QUESTION: Last question: You mentioned the United States has contributed more than half a billion dollars --

SECRETARY CLINTON: Right.

QUESTION: -- to this emergency in --

SECRETARY CLINTON: Right.

QUESTION: -- the Horn of Africa. Some reasonable people would say this is a terrible, terrible tragedy, but we can’t afford that.

SECRETARY CLINTON: Well --

QUESTION: And I wonder what you would say to them.

SECRETARY CLINTON: I would say look at these pictures. And the one thing that Americans are so well known for, not only through our government but through our religious faith-based institutions, through private charities, through individual giving, is our heart. No matter what anybody says about us anywhere in the world, people have to admit that when there’s trouble anywhere, Americans are there. We’re there to help, and we’re there to do the very best we can to try to alleviate suffering. That’s part of the DNA of the American character. We certainly can afford to do what is necessary now.

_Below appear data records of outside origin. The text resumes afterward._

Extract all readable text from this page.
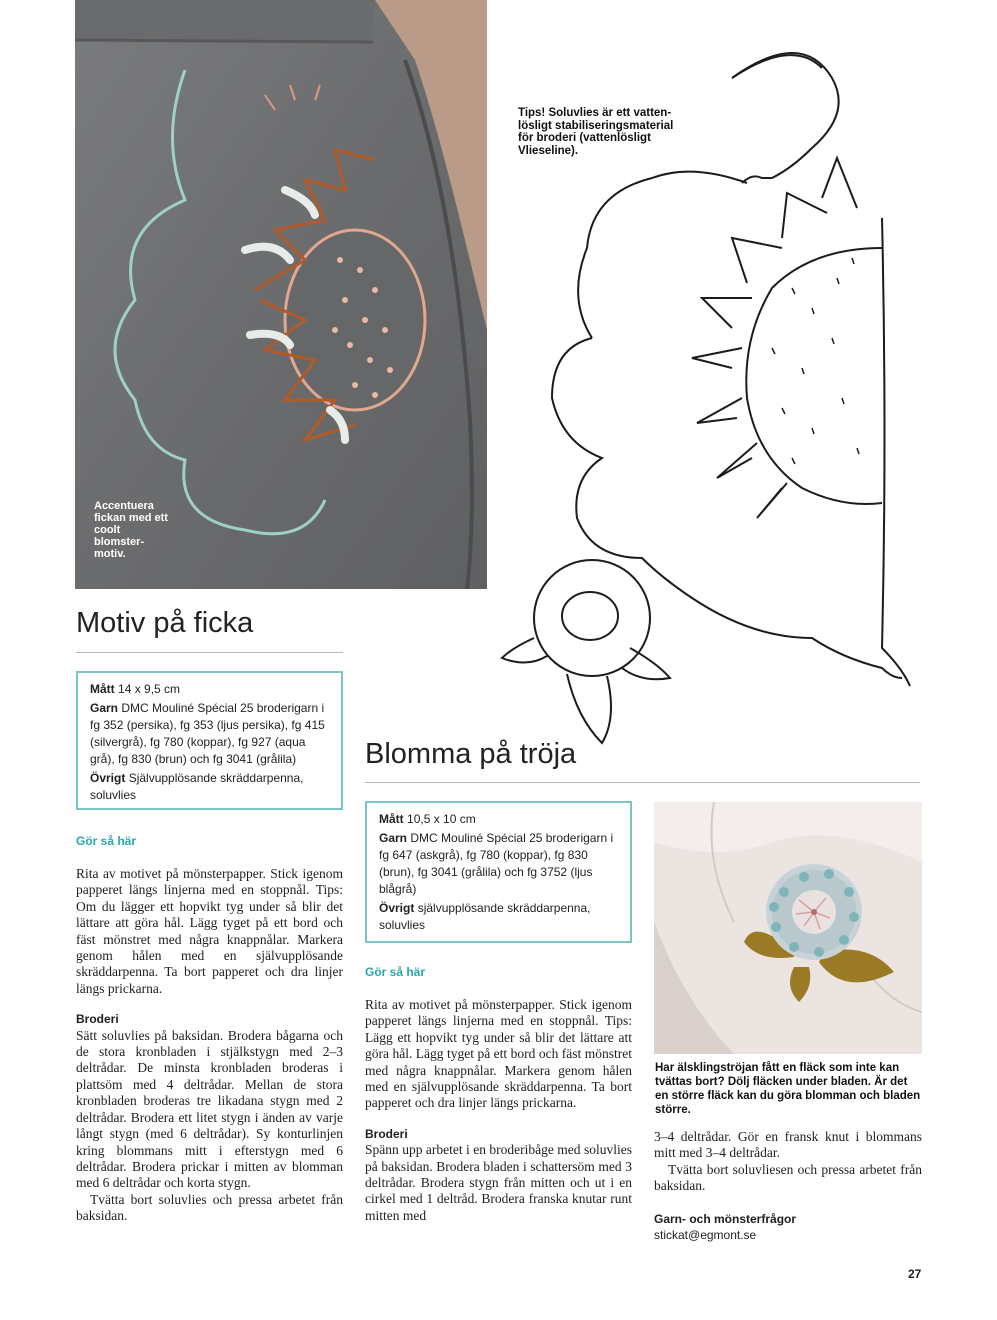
Accentuera fickan med ett coolt blomster-motiv.
Tips! Soluvlies är ett vatten-lösligt stabiliseringsmaterial för broderi (vattenlösligt Vlieseline).
Motiv på ficka

Mått 14 x 9,5 cm

Garn DMC Mouliné Spécial 25 broderigarn i fg 352 (persika), fg 353 (ljus persika), fg 415 (silvergrå), fg 780 (koppar), fg 927 (aqua grå), fg 830 (brun) och fg 3041 (grålila)

Övrigt Självupplösande skräddarpenna, soluvlies

Gör så här

Rita av motivet på mönsterpapper. Stick igenom papperet längs linjerna med en stoppnål. Tips: Om du lägger ett hopvikt tyg under så blir det lättare att göra hål. Lägg tyget på ett bord och fäst mönstret med några knappnålar. Markera genom hålen med en självupplösande skräddarpenna. Ta bort papperet och dra linjer längs prickarna.

Broderi

Sätt soluvlies på baksidan. Brodera bågarna och de stora kronbladen i stjälkstygn med 2–3 deltrådar. De minsta kronbladen broderas i plattsöm med 4 deltrådar. Mellan de stora kronbladen broderas tre likadana stygn med 2 deltrådar. Brodera ett litet stygn i änden av varje långt stygn (med 6 deltrådar). Sy konturlinjen kring blommans mitt i efterstygn med 6 deltrådar. Brodera prickar i mitten av blomman med 6 deltrådar och korta stygn.

Tvätta bort soluvlies och pressa arbetet från baksidan.

Blomma på tröja

Mått 10,5 x 10 cm

Garn DMC Mouliné Spécial 25 broderigarn i fg 647 (askgrå), fg 780 (koppar), fg 830 (brun), fg 3041 (grålila) och fg 3752 (ljus blågrå)

Övrigt självupplösande skräddarpenna, soluvlies

Gör så här

Rita av motivet på mönsterpapper. Stick igenom papperet längs linjerna med en stoppnål. Tips: Lägg ett hopvikt tyg under så blir det lättare att göra hål. Lägg tyget på ett bord och fäst mönstret med några knappnålar. Markera genom hålen med en självupplösande skräddarpenna. Ta bort papperet och dra linjer längs prickarna.

Broderi

Spänn upp arbetet i en broderibåge med soluvlies på baksidan. Brodera bladen i schattersöm med 3 deltrådar. Brodera stygn från mitten och ut i en cirkel med 1 deltråd. Brodera franska knutar runt mitten med

Har älsklingströjan fått en fläck som inte kan tvättas bort? Dölj fläcken under bladen. Är det en större fläck kan du göra blomman och bladen större.

3–4 deltrådar. Gör en fransk knut i blommans mitt med 3–4 deltrådar.

Tvätta bort soluvliesen och pressa arbetet från baksidan.

Garn- och mönsterfrågor
stickat@egmont.se
27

Obviously, we’re all having to tighten our belts in this tough budgetary climate, but I have the great honor of heading the State Department and USAID, our two civilian agencies that – we don’t carry weapons; we carry food and we negotiate treaties, we try to help governments get better. It’s an insurance policy both against tragedy happening, but it’s also our way of responding when the inevitable – because given human nature, we’re going to face these kinds of terrible calamities – that we show who we are as a people. And I would hate to think that our country would ever back off from that.